Métricas e Casos de Sucesso
Um framework de KPIs para deep tech
Circulam dois totais de financiamento da deep tech da LATAM em 2024, US$138 mi e US$536 mi, 4× de diferença sem reconciliação. Acorde as definições em um framework de KPIs para precificar a região em bases iguais.
O fundamento
O ceticismo dos investidores quanto à região se apoia na ausência de dados de desempenho, e a lacuna é mensurável. A McKinsey apurou 17% de TIR líquida média nos fundos de deep tech contra 10% na tecnologia tradicional, a partir de 115 fundos de deep tech e 1.572 fundos tradicionais nas safras de 2003 a 2020. Não existe equivalente para a LATAM. Pior: os números de manchete da região divergem entre si. Este relatório traz US$138 milhões da Dealroom e US$536 milhões da Sling Hub para o mesmo ano, e a participação do Brasil nas empresas regionais de deep tech aparece como 40,8% em um mapeamento e 72,3% em outro.

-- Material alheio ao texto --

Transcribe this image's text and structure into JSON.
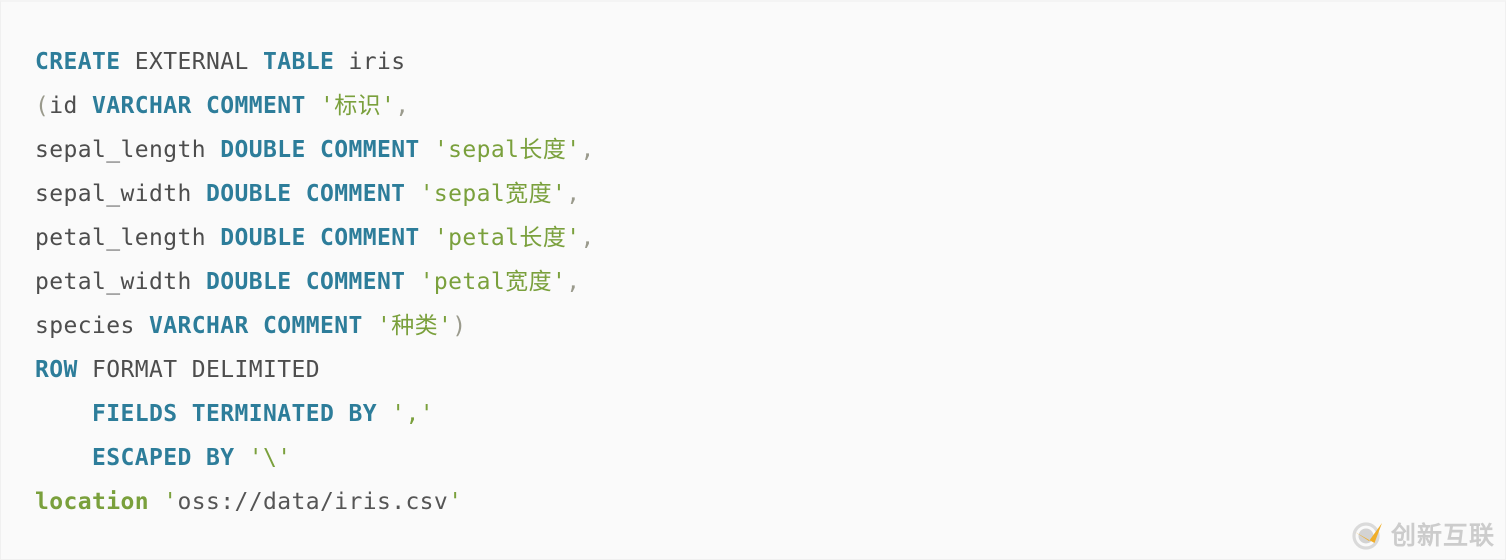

Um framework de dois níveis fixa as definições antes de coletar qualquer coisa. Um núcleo padronizado e transversal aos verticais acompanha as taxas de graduação de uma rodada à seguinte, a taxa interna de retorno em horizontes definidos e a profundidade da participação do capital de risco corporativo; o próprio quadro-resumo do relatório acrescenta múltiplos de saída e tempo até chegar ao mercado. Os anexos setoriais capturam o que o núcleo deixa passar: marcos clínicos e regulatórios em biotecnologia, ciclos de certificação e qualificação em hardware, prazos de aprovação e de interconexão em clima e energia. O mecanismo é a governança: grupos de trabalho de investidores, fundadores e especialistas técnicos que acordam fontes e definem cadências de coleta.

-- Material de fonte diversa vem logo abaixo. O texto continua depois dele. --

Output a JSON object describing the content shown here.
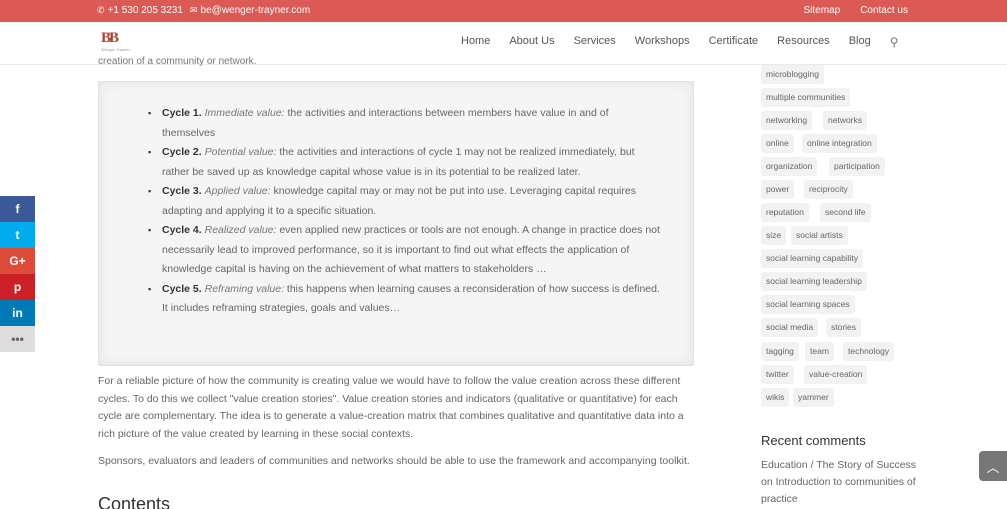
{
  "topbar": {
    "phone": "+1 530 205 3231",
    "email": "be@wenger-trayner.com",
    "links": [
      "Sitemap",
      "Contact us"
    ]
  },
  "header": {
    "logo_mark": "BB",
    "logo_sub": "Wenger-Trayner",
    "nav": [
      "Home",
      "About Us",
      "Services",
      "Workshops",
      "Certificate",
      "Resources",
      "Blog"
    ]
  },
  "main": {
    "clipped_line": "creation of a community or network.",
    "cycles": [
      {
        "label": "Cycle 1.",
        "title": "Immediate value:",
        "text": " the activities and interactions between members have value in and of themselves"
      },
      {
        "label": "Cycle 2.",
        "title": "Potential value:",
        "text": " the activities and interactions of cycle 1 may not be realized immediately, but rather be saved up as knowledge capital whose value is in its potential to be realized later."
      },
      {
        "label": "Cycle 3.",
        "title": "Applied value:",
        "text": " knowledge capital may or may not be put into use. Leveraging capital requires adapting and applying it to a specific situation."
      },
      {
        "label": "Cycle 4.",
        "title": "Realized value:",
        "text": " even applied new practices or tools are not enough. A change in practice does not necessarily lead to improved performance, so it is important to find out what effects the application of knowledge capital is having on the achievement of what matters to stakeholders …"
      },
      {
        "label": "Cycle 5.",
        "title": "Reframing value:",
        "text": " this happens when learning causes a reconsideration of how success is defined. It includes reframing strategies, goals and values…"
      }
    ],
    "paragraph1": "For a reliable picture of how the community is creating value we would have to follow the value creation across these different cycles. To do this we collect \"value creation stories\". Value creation stories and indicators (qualitative or quantitative) for each cycle are complementary. The idea is to generate a value-creation matrix that combines qualitative and quantitative data into a rich picture of the value created by learning in these social contexts.",
    "paragraph2": "Sponsors, evaluators and leaders of communities and networks should be able to use the framework and accompanying toolkit.",
    "contents_heading": "Contents"
  },
  "sidebar": {
    "tags": [
      "microblogging",
      "multiple communities",
      "networking",
      "networks",
      "online",
      "online integration",
      "organization",
      "participation",
      "power",
      "reciprocity",
      "reputation",
      "second life",
      "size",
      "social artists",
      "social learning capability",
      "social learning leadership",
      "social learning spaces",
      "social media",
      "stories",
      "tagging",
      "team",
      "technology",
      "twitter",
      "value-creation",
      "wikis",
      "yammer"
    ],
    "recent_title": "Recent comments",
    "recent_text": "Education / The Story of Success on Introduction to communities of practice"
  },
  "share": {
    "facebook": "f",
    "twitter": "t",
    "googleplus": "G+",
    "pinterest": "p",
    "linkedin": "in",
    "more": "•••"
  },
  "back_to_top_icon": "chevron-up-icon"
}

A objeção que merece atenção é que um framework que ninguém alimenta não passa de um documento. O próprio relatório demonstra o modo de falha: seu funil mostra 9% das empresas na Série B, enquanto a mesma página afirma 22 startups, ou 10%, e 22 de 2.566 dá 0,86%. Três números, uma métrica, uma página. A resposta é publicar primeiro as definições, depois um conjunto pequeno de campos coletados em cadência fixa por um responsável nomeado, e publicar as lacunas como lacunas em vez de preenchê-las com o número mais próximo à mão.
A evidência
O que destrava
Definições acordadas antes dos números: um único total de 2024 no lugar de dois, e um investidor capaz de precificar uma empresa da LATAM frente a uma global.
Já foi feito antes
Europa, o State of European Tech da Atomico
A Atomico publica anualmente o State of European Tech com metodologia fixa, parceiros de dados nomeados e números reapresentados sempre que as definições mudam. A edição de 2024 é a razão pela qual a Europa consegue afirmar que os fundos de pensão são menos de 5% dos 50 maiores investidores de deep tech por número de negócios, pergunta que a LATAM hoje não consegue responder sobre si mesma. Foi construído a partir de bases de dados existentes e de trabalho de levantamento, e não de um novo aparato estatístico, o que o torna reproduzível em escala regional.
Primeiros movimentos
- 0–6 meses
Publicar as definições antes dos dados
Divulgue uma nota de taxonomia de uma página que fixe o que conta como deep tech, quais instrumentos contam como financiamento (só equity, ou equity mais dívida e aportes) e qual é o universo de empresas, e então reapresente o total regional de 2024 sob cada definição, para que os US$138 milhões e os US$536 milhões se tornem comparáveis.
Secretaria da coalizão LADP + LAVCA + Dealroom e Sling Hub como parceiros de dados - 6–18 meses
Constituir os grupos de trabalho e fixar uma cadência
Monte três grupos de trabalho, biotecnologia, hardware, e clima e energia, cada um com investidores, fundadores e especialistas técnicos, cada um publicando um anexo de 6 a 10 campos e assumindo o compromisso de duas datas de coleta por ano definidas com antecedência.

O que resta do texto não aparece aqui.